The construction detail of experimental group is shown in Fig.5. Control group is E.coli expressing the same amount of diffusing cytoplasmic TesA, FabG, FabI and FabZ.

Fig.11 shows fatty acid content in supernatant of three groups to evaluate the advantages of membrane anchored TesA，FabG,FabZ and FabI. A indicates C16/C18 fatty acids content. B stands for the total amount of fatty acids. C shows the changes in products diversity.

Cluster of FabG, FabI and FabZ provides C16- and C18 specific TesA with sufficient amount of fatty acyl-ACP to hydrolyze and release. Therefore, we witnessed a tremendous growth in the turnover of fatty acids with C16 and C18 skeleton in the supernatant.(Fig.11 A)

Moreover, fatty acid with C14 skeleton was first detected in E.coli expressing membrane anchored enzymes compared with ones with free enzymes. It is probably because the high productivity of membrane anchored TesA quickly released free fatty acid. Monounsaturated fatty acids also emerge in considerable amount for the first time since TesA is located so closely to the cluster of FabG, FabI and FabZ that it catches intermediate with C16 and C18 skeleton even before they are reduced.(Fig.11 C)
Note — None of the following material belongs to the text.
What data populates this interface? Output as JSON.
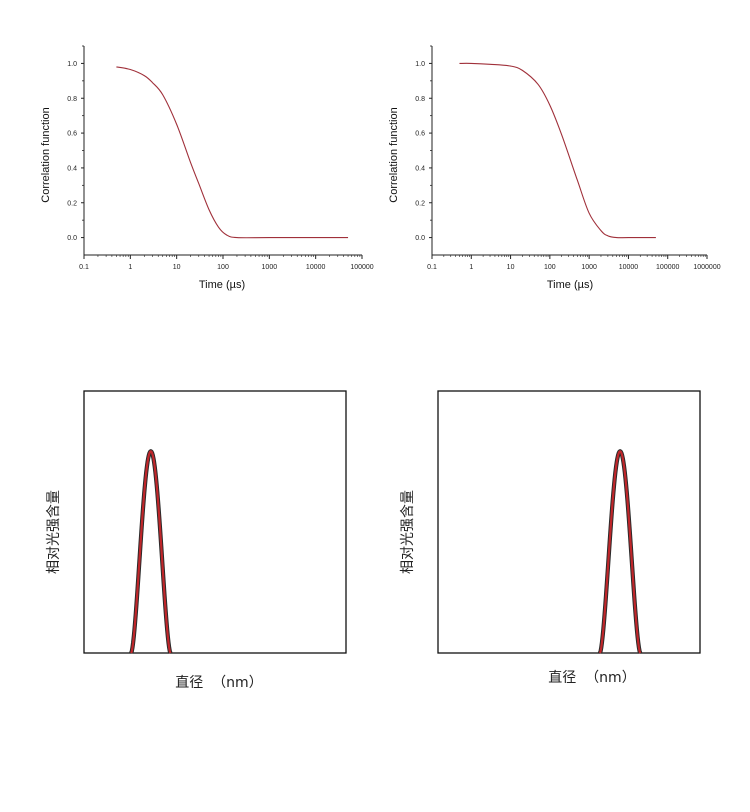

Augment in both diversity and amount of fatty acids led to 24 fold increase in total fatty acid yield compared with wild type and 9 fold compared with E.coli expressing diffusing cytoplasmic enzymes. (Fig.11 B) The exciting result convincingly proves that membrane scaffold enhances protein interaction and cluster of enzymes makes reaction faster to a surprising extent. Products accumulated near inner membrane can traval a shorter distance to be exported to membrane.

Fig.12 shows fatty acid content in sediment of three groups to evaluate the advantages of Membrane Accelerator. A indicates C16/C18 fatty acids content. B stands for the total amount of fatty acids.
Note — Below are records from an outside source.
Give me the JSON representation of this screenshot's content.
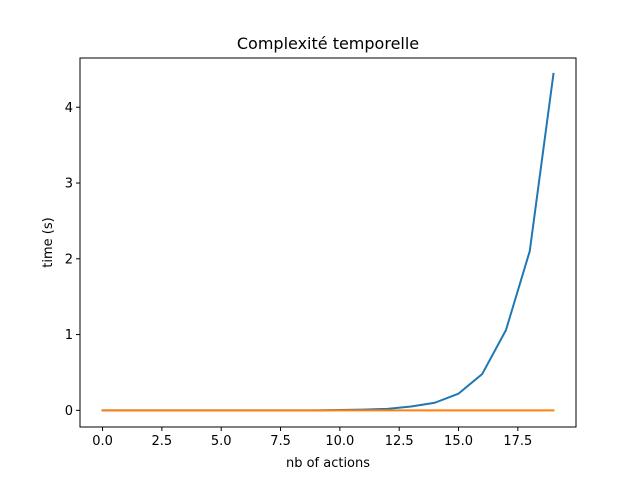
{
  "chart_data": {
    "type": "line",
    "title": "Complexité temporelle",
    "xlabel": "nb of actions",
    "ylabel": "time (s)",
    "xlim": [
      -0.95,
      19.95
    ],
    "ylim": [
      -0.22,
      4.65
    ],
    "grid": false,
    "legend": "none",
    "xticks": [
      0,
      2.5,
      5,
      7.5,
      10,
      12.5,
      15,
      17.5
    ],
    "xtick_labels": [
      "0.0",
      "2.5",
      "5.0",
      "7.5",
      "10.0",
      "12.5",
      "15.0",
      "17.5"
    ],
    "yticks": [
      0,
      1,
      2,
      3,
      4
    ],
    "ytick_labels": [
      "0",
      "1",
      "2",
      "3",
      "4"
    ],
    "x": [
      0,
      1,
      2,
      3,
      4,
      5,
      6,
      7,
      8,
      9,
      10,
      11,
      12,
      13,
      14,
      15,
      16,
      17,
      18,
      19
    ],
    "series": [
      {
        "color": "#1f77b4",
        "values": [
          0.0,
          0.0,
          0.0,
          0.0,
          0.0,
          0.0,
          0.0,
          0.0,
          0.0,
          0.0,
          0.005,
          0.01,
          0.02,
          0.05,
          0.1,
          0.22,
          0.48,
          1.06,
          2.1,
          4.44
        ]
      },
      {
        "color": "#ff7f0e",
        "values": [
          0.0,
          0.0,
          0.0,
          0.0,
          0.0,
          0.0,
          0.0,
          0.0,
          0.0,
          0.0,
          0.0,
          0.0,
          0.0,
          0.0,
          0.0,
          0.0,
          0.0,
          0.0,
          0.0,
          0.0
        ]
      }
    ]
  }
}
The fatty acids yields increase in sediment is relevantly moderate. The reason might be that membrane anchored enzymes facilitate exportation of large quantity of fatty acids so the amount of fatty acid remaining in cytoplasm is limited. It is notable that C19 fatty acids only exist in cytoplasm because large molecular weight of C19 fatty acid prevents it from exportation and finally they are trapped in the cell. C19 fatty acids yield in Membrane Accelerator Group is even less than Group with diffusing cytoplasmic enzymes. We suppose it is caused by the high efficiency of TesA which leads to quick release of free fatty acid.

Future Direction

Fig.13 Cyanobacteria under light microscope

We haven't optimized experiment conditions with respect to strains, growth media, temperature etc., but the result has proved that Membrane Accelerator could accelerate biosynthetic pathway in E.coli marvelously. Moreover, changing the proportion of different enzymes in each enzyme assembly on membrane would promisingly enhance biosynthesis rate even more. In the near future, we expected to optimize those conditions to further improve the efficiency of Membrane Accelerator.
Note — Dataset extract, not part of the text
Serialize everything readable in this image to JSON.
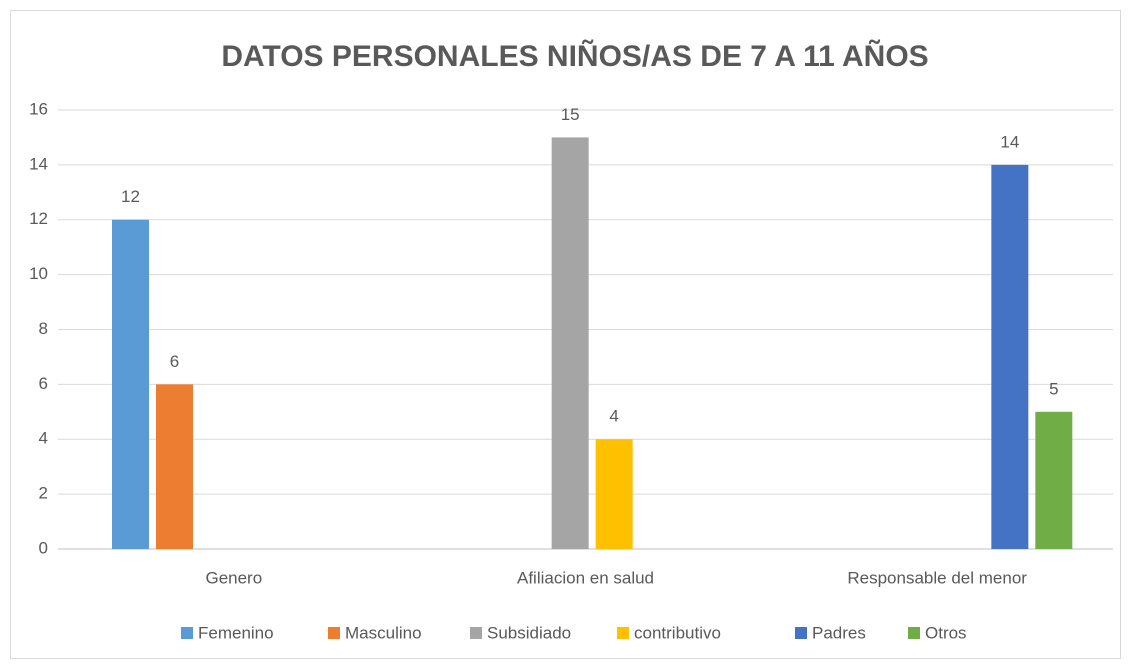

To produce economic biofuel which could be put into mass production, we wanted to transform alkane-producing Membrane Accelerator into Cyanobacteria. Cyanobacteria is an autotrophic species which could utilize carbon dioxide and light to produce varieties of organics. Someday we might engineered a new strain of Cyanobacteria carrying alkane-producing Membrane Accelerator, which could produce and export alkane effectively just by utilizing carbon dioxide and light. Thus the energy crisis would no longer be a problem.

Reference

1.Schirmer, A., M. A. Rude, et al. (2010). "Microbial biosynthesis of alkanes." Science 329(5991): 559-562

2.Yu, X., T. Liu, et al. (2011). "In vitro reconstitution and steady-state analysis of the fatty acid synthase from Escherichia coli." Proceedings of the National Academy of Sciences 108(46): 18643-18648.